Four University of Maine seniors created a 3D printed bike frame to donate to Orono High School for their Mechanical Engineering Technology Synthesis (MET) project.
Orono Middle and High School Librarian Emily Jackson Sanborn will accept UMaine Senior and Faculty Framework at 1 p.m. on Monday, May 3 outside the school at 14 Goodridge Drive in Orono. COVID-19 health and safety guidelines will be followed.
MET senior Abdullah Albutayyan, Douglas Bolstridge, Ryan Ehrenberg and Ryan McNeilly developed the polylactic acid (PLA) bike frame using only consumer printers, which produce objects no larger than 5.5 inches in length, width and height. The team had to assemble 85 3D printed parts with 151 bolts and no adhesive to create the frame, which took 764 hours.
Brett Ellis, associate professor of mechanical engineering technology, said the company required 18.4 kilograms of material.

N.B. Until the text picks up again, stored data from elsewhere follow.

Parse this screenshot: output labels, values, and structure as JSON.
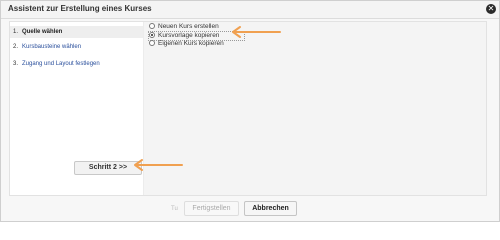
{
  "window": {
    "title": "Assistent zur Erstellung eines Kurses",
    "close_glyph": "✕"
  },
  "steps": [
    {
      "num": "1.",
      "label": "Quelle wählen",
      "active": true
    },
    {
      "num": "2.",
      "label": "Kursbausteine wählen",
      "active": false
    },
    {
      "num": "3.",
      "label": "Zugang und Layout festlegen",
      "active": false
    }
  ],
  "options": [
    {
      "label": "Neuen Kurs erstellen",
      "selected": false
    },
    {
      "label": "Kursvorlage kopieren",
      "selected": true
    },
    {
      "label": "Eigenen Kurs kopieren",
      "selected": false
    }
  ],
  "next_button": "Schritt 2 >>",
  "footer": {
    "hint": "Tu",
    "finish_label": "Fertigstellen",
    "cancel_label": "Abbrechen"
  },
  "annotations": {
    "arrow_color": "#f0a050"
  }
}
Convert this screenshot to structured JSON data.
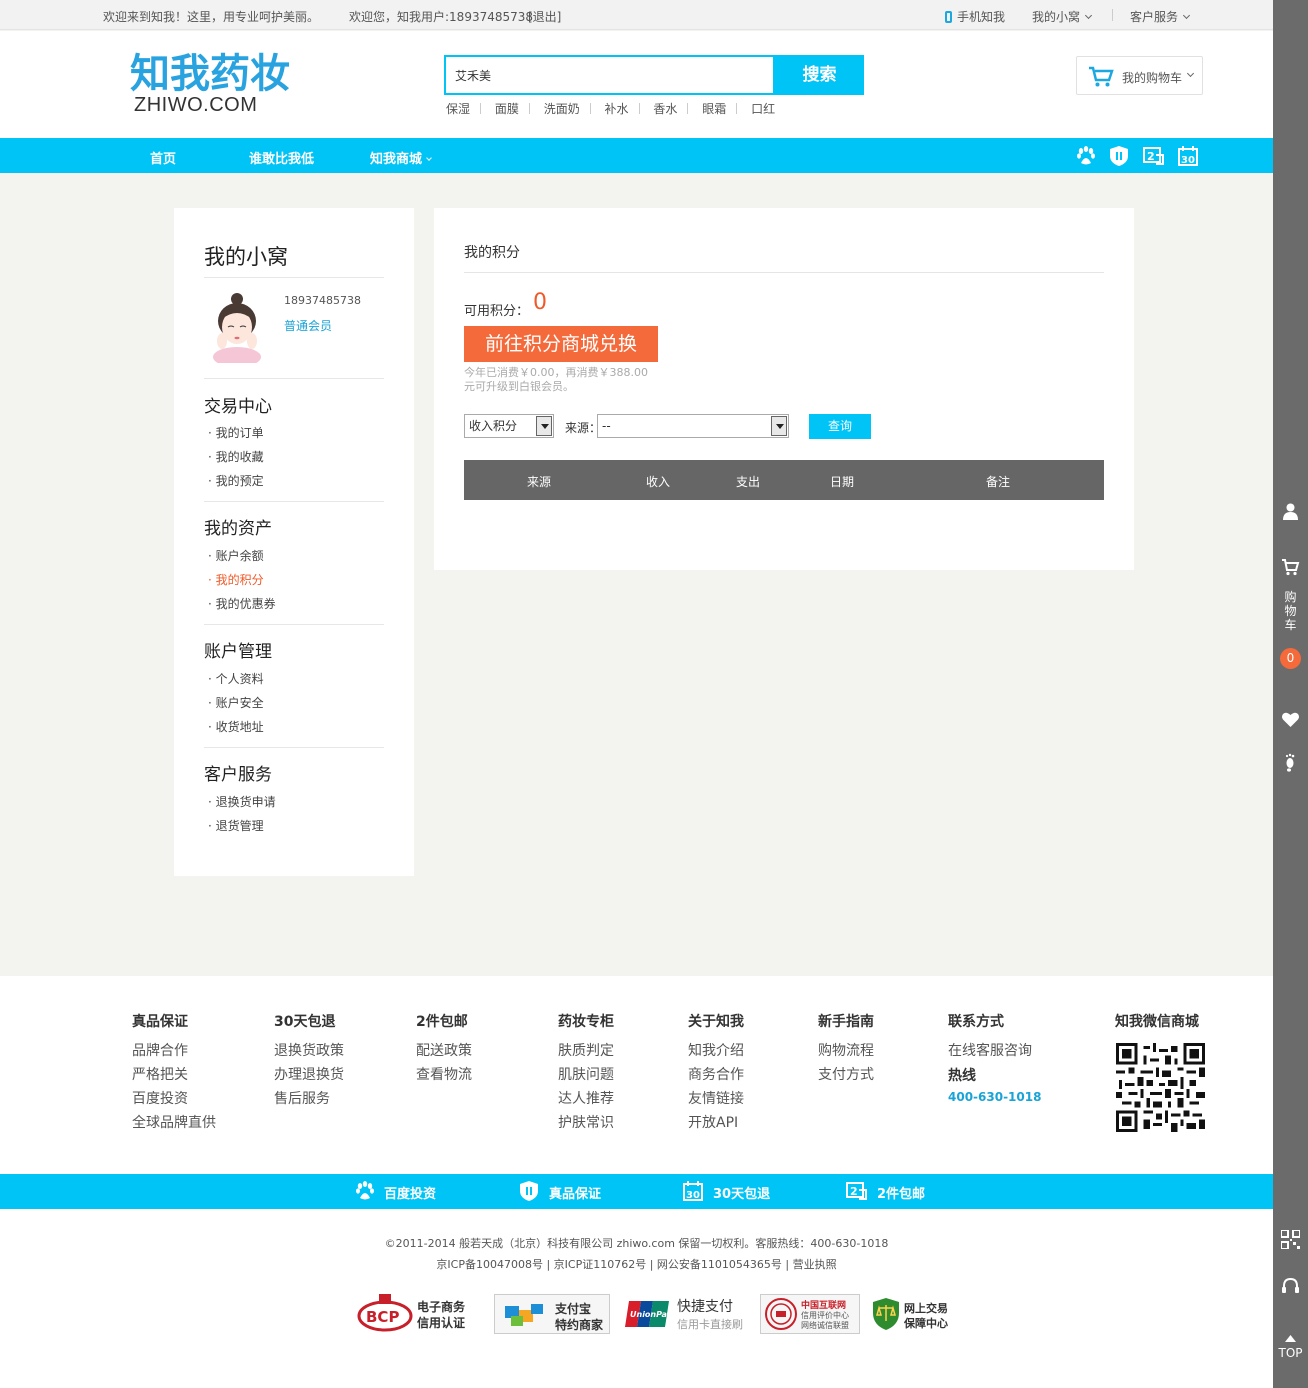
{
  "topbar": {
    "welcome": "欢迎来到知我！这里，用专业呵护美丽。",
    "greeting": "欢迎您，知我用户:18937485738",
    "logout": "[退出]",
    "mobile": "手机知我",
    "myhome": "我的小窝",
    "service": "客户服务"
  },
  "header": {
    "logo_cn": "知我药妆",
    "logo_en": "ZHIWO.COM",
    "search_value": "艾禾美",
    "search_button": "搜索",
    "hotwords": [
      "保湿",
      "面膜",
      "洗面奶",
      "补水",
      "香水",
      "眼霜",
      "口红"
    ],
    "cart_label": "我的购物车"
  },
  "nav": {
    "items": [
      "首页",
      "谁敢比我低",
      "知我商城"
    ]
  },
  "sidebar": {
    "title": "我的小窝",
    "phone": "18937485738",
    "level": "普通会员",
    "groups": [
      {
        "title": "交易中心",
        "items": [
          "我的订单",
          "我的收藏",
          "我的预定"
        ]
      },
      {
        "title": "我的资产",
        "items": [
          "账户余额",
          "我的积分",
          "我的优惠券"
        ]
      },
      {
        "title": "账户管理",
        "items": [
          "个人资料",
          "账户安全",
          "收货地址"
        ]
      },
      {
        "title": "客户服务",
        "items": [
          "退换货申请",
          "退货管理"
        ]
      }
    ]
  },
  "main": {
    "title": "我的积分",
    "points_label": "可用积分：",
    "points_value": "0",
    "exchange_button": "前往积分商城兑换",
    "upgrade_line1": "今年已消费￥0.00，再消费￥388.00",
    "upgrade_line2": "元可升级到白银会员。",
    "type_select": "收入积分",
    "source_label": "来源：",
    "source_select": "--",
    "query_button": "查询",
    "table_headers": [
      "来源",
      "收入",
      "支出",
      "日期",
      "备注"
    ]
  },
  "footer": {
    "columns": [
      {
        "title": "真品保证",
        "items": [
          "品牌合作",
          "严格把关",
          "百度投资",
          "全球品牌直供"
        ]
      },
      {
        "title": "30天包退",
        "items": [
          "退换货政策",
          "办理退换货",
          "售后服务"
        ]
      },
      {
        "title": "2件包邮",
        "items": [
          "配送政策",
          "查看物流"
        ]
      },
      {
        "title": "药妆专柜",
        "items": [
          "肤质判定",
          "肌肤问题",
          "达人推荐",
          "护肤常识"
        ]
      },
      {
        "title": "关于知我",
        "items": [
          "知我介绍",
          "商务合作",
          "友情链接",
          "开放API"
        ]
      },
      {
        "title": "新手指南",
        "items": [
          "购物流程",
          "支付方式"
        ]
      },
      {
        "title": "联系方式",
        "items": [
          "在线客服咨询"
        ]
      }
    ],
    "hotline_label": "热线",
    "hotline_number": "400-630-1018",
    "wechat_title": "知我微信商城",
    "bar_items": [
      "百度投资",
      "真品保证",
      "30天包退",
      "2件包邮"
    ],
    "copyright": "©2011-2014 般若天成（北京）科技有限公司 zhiwo.com 保留一切权利。客服热线：400-630-1018",
    "icp": "京ICP备10047008号 | 京ICP证110762号 | 网公安备1101054365号 | 营业执照",
    "badges": {
      "bcp_1": "电子商务",
      "bcp_2": "信用认证",
      "alipay_1": "支付宝",
      "alipay_2": "特约商家",
      "unionpay_1": "快捷支付",
      "unionpay_2": "信用卡直接刷",
      "cnnic_1": "中国互联网",
      "cnnic_2": "信用评价中心",
      "cnnic_3": "网络诚信联盟",
      "trade_1": "网上交易",
      "trade_2": "保障中心"
    }
  },
  "rail": {
    "cart_label": "购物车",
    "cart_count": "0",
    "top_label": "TOP"
  },
  "colors": {
    "brand_blue": "#00c3f6",
    "accent_orange": "#f46a3a",
    "rail_gray": "#6b6b6b"
  }
}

“I’m pretty proud of our students,” says Ellis. “They have come a long way, growing and maturing throughout their fencing project.”
Peter Howorth, an adjunct lecturer in mechanical engineering technology, explains that Jackson Sanborn, the project’s client, requested that the frame be made with a consumer printer to demonstrate to high school students that they too could create advanced 3D prints. goods with easily accessible technology.
UMaine MET seniors designed every component, tested critical components, built the frame, and tested the bike under various load conditions to ensure the bike can be used safely. Based on its over 30 years of manufacturing experience, Howorth claims that all of these tasks would be performed in an industrial environment.
Learn more about the MET 3D printed bike frame project website.
“It has become a great STEM awareness activity between college and school,” Howorth said. “I think (the UMaine seniors) have shown that they are ready for professional careers, and I think they will have exciting ones.”
The cornerstone of the MET program is entrusting teams of seniors with the design, engineering and construction of utility projects for various clients each year.
Ellis says 11 student teams have created a variety of products for customers this year, including low-cost projector systems for UMaine’s Servant Heart Research Collaborative to deliver to students in Sierra Leone, a Mars Rover for the Challenger Learning Center in Bangor, and others. Find out more about the various MET capstone projects in line.
“For these students to respond as well as they did during COVID (restrictions), it’s been a great year,” Ellis said.